Czytaj też: Najpierw wyznanie win. O zaproszeniu dla Trzaskowskiego
Czas na zakopanie rowów?
Jeden z nomen omen flagowych doradców prezydenta Andrzeja Dudy ogłosił to kilka godzin po tym, jak jego pryncypał fetujący w amfiteatrze w Pułtusku sukces w niedzielnym głosowaniu (z właściwym sobie zadufaniem jeszcze przed ogłoszeniem oficjalnych wyników) zadeklarował chęć zakopania rowów. Przeprosił mianowicie wszystkich, którzy poczuli się urażeni jego słowami i działaniami „nie tylko w kampanii, ale i przez całe ostatnie pięć lat”. Zapewnił na dodatek, że darzy szacunkiem „wszystkich rodaków niezależnie od ich poglądów”. Ba, zaprosił samego Rafała Trzaskowskiego do nocnej wizyty w Pałacu Prezydenckim i podania sobie rąk.

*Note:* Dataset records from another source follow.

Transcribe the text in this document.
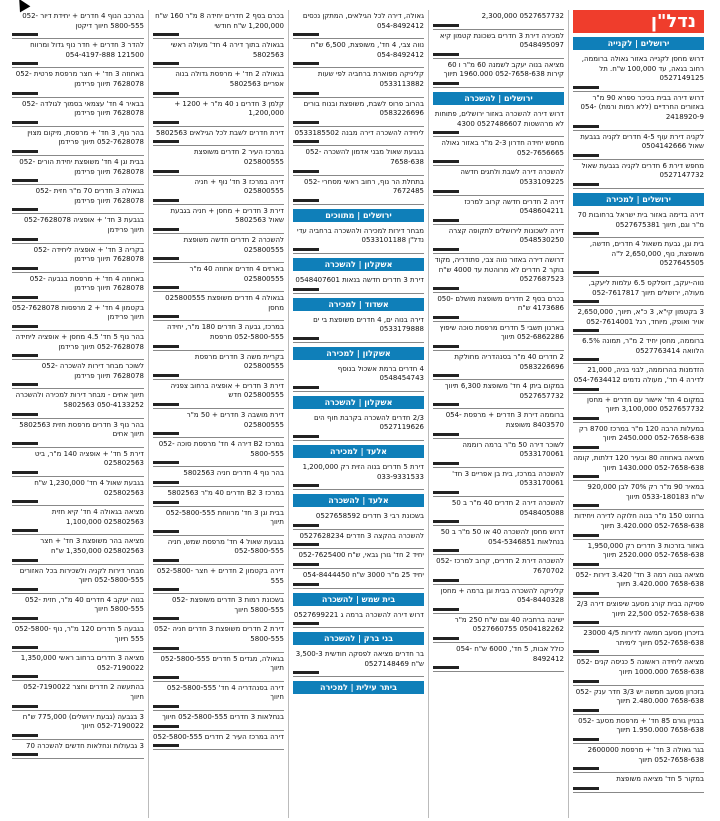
נדל"ן
ירושלים | לקנייה
דרוש מחסן לקנייה באזור גאולה ברוממה, רחוב בגאה, עד 100,000 ש"ח. תל 0527149125
דרוש דירה בבית בכיכר ספרא 90 מ"ר באזורים החרדיים (ללא רמות ורמת) 054-2418920-9
לקניה דירת עוף 4-5 חדרים לקניה בגבעת שאול 0504142666
מחפש דירת 6 חדרים לקניה בגבעת שאול 0527147732
ירושלים | למכירה
דירה בדימה באזור בית ישראל ברחובות 70 מ"ר וגם, תיווך 0527675381
בית וגן, גבעת משאול 4 חדרים, חדשה, משופצת, נוף, 2,650,000 ל"ה 0527645505
נווה-יעקב, דופלקס 6.5 עלמות ליעקב, מעולה, ירושלים תיווך 052-7617817
3 בקטמון קי"א, 3 כ"א, תיווך, 2,650,000 אויר ואופק, מיוחד, רגל 052-7614001
ברוממה, מחסן יחיד 2 מ"ר, תמונה 6.5% הלוואה 0527763414
הזדמנות בהרוממה, לבני בניה, 21,000 לדירה 4 חד', מעולה נדמים 054-7634412
במקום 4 חד' אישור עם חדרים + מחסן 0527657732 3,100,000 תיווך
במעלות הרבה 120 מ"ר במרכז 8700 רק 052-7658-638 2450.000 תיווך
מציאה באחוזה 80 ובעיר 120 דלתות, קומה 052-7658-638 1430.000 תיווך
במאיר 90 מ"ר רק 70% לבן 920,000 ש"ח 0533-180183 תיווך
ברוזנט 150 מ"ר בנוה חלוקה לדירה ויחידות 052-7658-638 3.420.000 תיווך
באזור בזרכות 3 חדרים רק 1,950,000 052-7658-638 2520.000 תיווך
מציאה בנוה רמה 3 חד' 3.420 דירות 052-7658-638 3.420.000 תיווך
פסיקה בבית קורג מסעב שיפוצים דירה 2/3 052-7658-638 22,500 תיווך
בזיכרון מסעב חמשה לדירות 4/5 23000 052-7658-638 תיווך לימיתר
מציאה ליחידה ראשונה 5 כניסה קנים 052-7658-638 1000.000 תיווך
בזכרון מסעב חמשה יש 3/3 חדר ענק 052-7658-638 2.480.000 תיווך
בבניין גורם 85 חד' + מרפסת מסעב 052-7658-638 1.950.000 תיווך
בגר גאולה 3 חד' + מרפסת 2600000 052-7658-638 תיווך
במקור 5 חד' מציאה משופצת
0527657732 2,300,000
למכירה דירת 3 חדרים בשכונת קטמון קיא 0548495097
מציאה בנוה יעקב לשמנה 60 מ"ר ו 60 קירות 052-7658-638 1960.000 תיווך
ירושלים | להשכרה
דרוש דירה להשכרה באזור ירושלים, פתוחות לא מרהשטות 0527486607 4300
מחפש יחידה חדרון 2-3 מ"ר באזור גאולה 052-7656665
להשכרה דירה לשבת ולחגים חדשה 0533109225
דירה 2 חדרים חדשה קרוב למרכז 0548604211
דירה לשכונות לירושלים לתקופה קצרה 0548530250
דרושה דירה באזור נווה צבי, סתודריה, מקוד בוקר 2 חדרים לא מרוהטת עד 4000 ש"ח 0527687523
בכרם בסף 2 חדרים משופצת מושלם 050-4173686 ש"ח
בארנון תשבי 5 חדרים מרפסת סוכה שיפוץ 052-6862286 תיווך
2 חדרים 40 מ"ר בסנהדריה מחולקת 0583226696
במקום ביתן 4 חד' משופצת 6,300 תיווך 0527657732
ברוממה דירת 3 חדרים + מרפסת 054-8403570 משופצת
לשוכר דירה 50 מ"ר ברמה רוממה 0533170061
להשכרה במרכז, בית בן אפריים 3 חד' 0533170061
להשכרה דירה 2 חדרים 40 מ"ר ב 50 0548405088
דרוש מחסן להשכרה 40 או 50 מ"ר ב 50 בנחלאות 054-5346851
להשכרה דירת 2 חדרים, קרוב למרכז 052-7670702
קליניקה להשכרה בבית וגן ברמה + מחסן 054-8440328
ישיבה ברחביה 40 וגם ש"ח 250 מ"ר 0504182262 0527660755
כולל אבות, 5 חד', 6000 ש"ח 054-8492412
גאולה, דירה לכל הגילאים, המתקן נכסים 054-8492412
נווה צבי, 4 חד', משופצת, 6,500 ש"ח 054-8492412
קליניקה מפוארת ברחביה לפי שעות 0533113882
בהרוב פרוס לשבת, משופצת ובנוח בורים 0583226696
ליחידה להשכרה דירה מבנה 0533185502
בגבעת שאול מבני אדמון להשכרה 052-7658-638
בתחלת הר נוף, רחוב ראשי מסחרי 052-7672485
ירושלים | מתווכים
מבחר דירות למכירה ולהשכרה ברחביה עדי נדל"ן 0533101188
אשקלון | להשכרה
דירת 3 חדרים חדשה בנאות 0548407601
אשדוד | למכירה
דירה בנוה ים, 4 חדרים משופצת בי ים 0533179888
אשקלון | למכירה
4 חדרים ברמת אשכול בנוסף 0548454743
אשקלון | להשכרה
2/3 חדרים להשכרה בקרבת חוף הים 0527119626
אלעד | למכירה
דירת 5 חדרים בנוה הזית רק 1,200,000 033-9331533
אלעד | להשכרה
בשכונת רבי 3 חדרים 0527658592
להשכרה בהקצה 3 חדרים 0527628234
יחיד 2 חד' גורן גבאי, ש"ח 052-7625400
יחיד 25 מ"ר 3000 ש"ח 054-8444450
בית שמש | להשכרה
דרוש דירה להשכרה ברמה ג 0527699221
בני ברק | להשכרה
בר חדרים מציאה לפסקה חודשית 3,500-3 ש"ח 0527148469
ביתר עילית | למכירה
בכרם בסף 2 חדרים יחידה 8 מ"ר 160 ש"ח 1,200,000 ש"ח חודשי
בגאולה בתוך דירה 4 חד' מעולה ראשי 5802563
בגאולה 2 חד' + מרפסת גדולה בנוה אפריים 5802563
קלמן 3 חדרים נ 40 מ"ר + 1200 + 1,200,000
דירת חדרים לשבת לכל הגילאים 5802563
במרכז העיר 2 חדרים משופצת 025800555
דירה במרכז 3 חד' נוף + חניה 025800555
דירת 3 חדרים + מחסן + חניה בגבעת שאול 5802563
להשכרה 2 חדרים חדשה משופצת 025800555
בארזים 4 חדרים אחוזה 40 מ"ר 025800555
בגאולה 4 חדרים משופצת 025800555 מחסן
במרכז, גבעה 3 חדרים 180 מ"ר, יחידה 052-5800-555 מרפסת
בקריית משה 3 חדרים מרפסת 025800555
דירת 3 חדרים + אופציה ברחוב צפניה 025800555 חדש
דירת מושבה 3 חדרים + 50 מ"ר 025800555
במרכז B2 דירה 4 חד' מרפסת סוכה 052-5800-555
בהר נוף 4 חדרים חניה 5802563
במרכז B2 3 חדרים 40 מ"ר 5802563
בבית וגן 3 חד' מרווחת 052-5800-555 תיווך
בגבעת שאול 4 חד' מרפסת שמש, חניה 052-5800-555
דירה בקטמון 2 חדרים + חצר 052-5800-555
בשכונת רמות 3 חדרים משופצת 052-5800-555 חיווך
דירת 2 חדרים משופצת 3 חדרים חניה 052-5800-555
בגאולה, מגדים 5 חדרים 052-5800-555 תיווך
דירה בסנהדריה 4 חד' 052-5800-555 חיווך
בנחלאות 3 חדרים 052-5800-555 חיווך
דירה במרכז העיר 2 חדרים 052-5800-555
בהרכב הנוף 4 חדרים + יחידת דיור 052-5800-555 חיווך דיקטן
להדר 3 חדרים + חדר נוף גדול ומרווח 121500 054-4197-888
באחוזה 3 חד' + חצר מרפסת פרטית 052-7628078 תיווך פרידמן
בבאיר 4 חד' עצמאי בסמוך לגולדה 052-7628078 תיווך פרידמן
בהר נוף, 3 חד' + מרפסת, מיקום מצוין 052-7628078 תיווך פרידמן
בבית וגן 4 חד' משופצת יחידת הורים 052-7628078 תיווך פרידמן
בגאולה 3 חדרים 70 מ"ר חזית 052-7628078 תיווך פרידמן
בגבעת 3 חד' + אופציה 052-7628078 תיווך פרידמן
בקריה 3 חד' + אופציה ליחידה 052-7628078 תיווך פרידמן
באחוזה 4 חד' + מרפסת בגבעה 052-7628078 תיווך פרידמן
בקטמון 4 חד' + 2 מרפסות 052-7628078 תיווך פרידמן
בהר נוף 5 חד' 4.5 מחסן + אופציה ליחידה 052-7628078 תיווך פרידמן
לשוכר מבחר דירות להשכרה 052-7628078 תיווך פרידמן
תיווך אחים - מבחר דירות למכירה ולהשכרה 050-4133252 5802563
בהר נוף 3 חדרים מרפסת חזית 5802563 תיווך אחים
דירת 5 חד' + אופציה 140 מ"ר, ביט 025802563
בגבעת שאול 4 חד' 1,230,000 ש"ח 025802563
מציאה בגאולה 4 חד' קיא חזית 025802563 1,100,000
מציאה בהר משופצת 3 חד' + חצר 025802563 1,350,000 ש"ח
מבחר דירות לקניה ולשכירות בכל האזורים 052-5800-555 חיווך
בנוה יעקב 4 חדרים 40 מ"ר, חזית 052-5800-555 חיווך
בגבעה 5 חדרים 120 מ"ר, נוף 052-5800-555 חיווך
מציאה 3 חדרים ברחוב ראשי 1,350,000 052-7190022
בהתעשה 2 חדרים וחצר 052-7190022 חיווך
3 בגבעה (גבעת ירושלים) 775,000 ש"ח 052-7190022 חיווך
3 גבעולות ונחלאות חדשים להשכרה 70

Także niektórzy politycy Zjednoczonej Prawicy deklarowali, że po kampanii czas na ostudzenie rozbudzonych emocji, a gest zaproszenia do rozmów uznali za „dobry prognostyk na przyszłość”. Niektórzy komentatorzy za rewolucyjny przełom uznali też słowa prezydenckiej córki, która zaapelowała, by „nikt w naszym kraju nie bał się wyjść z domu” (sic!), a następnie wymieniła kilka przykładowych powodów, z którymi może dziś wiązać się zagrożenie na ulicy: inna wiara, kolor skóry, sympatie polityczne.